Primeiros capítulos de O outro lado do paraíso chamaram a atenção por apresentar temas fortes sem o lenga-lenga romântico das novelas.
As paisagens realmente paradisíacas do Jalapão encantam a cada capítulo de O outro lado do paraíso, novela de Walcyr Carrasco que estreou há uma semana na faixa das 21h da Globo. Mas o título da atração já nos dá a dica: Walcyr quer falar de outras faces daquele lugar tão belo. É a deixa para ganância, violência, preconceito entrarem em cena.
Os primeiros capítulo de O outro lado do paraíso ー especialmente o da estreia ー anunciavam um marasmo só. Ledo engano ー os episódios vieram numa crescente que deu à trama toda a cara de seriado americano ou de cinema. O recurso da antecessora A força do querer de começar a noite com um resumo do que passou acertadamente é repetido aqui.

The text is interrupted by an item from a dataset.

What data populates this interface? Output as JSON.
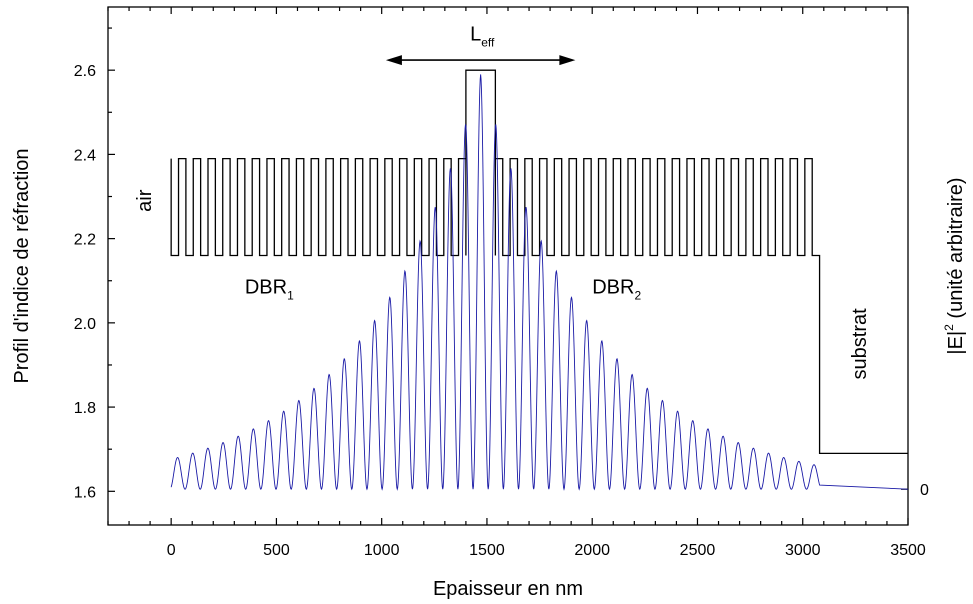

O outro lado do paraíso começa com pouco lenga-lenga
Característico de folhetins ー e Walcyr costuma ser clássico em suas novelas ー o lenga-lenga romântico costuma embalar as tramas das 21h. Mas não em Outro lado do paraíso. O casamento em tempo recorde de Gael (Sergio Guizé) e Clara (Bianca Bin) serviu apenas de ponto de partida para o primeiro tema-bomba trazido por Walcyr explodir: o relacionamento abusivo (veja aqui outras polêmicas previstas).
De príncipe encantado a sapo cururu, Gael agrediu a moça ainda na lua de mel. As agressões não pararam e se alternam com momentos de ternura, o que deixa Clara ainda mais confusa. Apaixonada pelo rapaz, ela já ameaçou pedir o divórcio duas vezes, mas ainda não o fez. Importante a cena em que o médico Renato (Rafael Cardoso) aconselha Clara a denunciar as agressões de Gael e fala sobre a lei Maria da Penha. A ficção foi seguida por um aviso, no fim do capítulo, lembrando os meios que as mulheres têm de denunciar os agressores ー mesma estratégia usada em Sob pressão.
Índole e comportamento deplorável à parte, Gael é um papel difícil e de sutilezas. Assim como é sutil a interpretação de Guizé, muito bem como o vilão. O rapaz, que parece será diagnosticado com bipolaridade (o que, na minha opinião, pode esvaziar o debate necessário sobre relacionamento abusivo), é filho de Sophia, papel com o qual Marieta Severo já pode ser declarada dona da novela.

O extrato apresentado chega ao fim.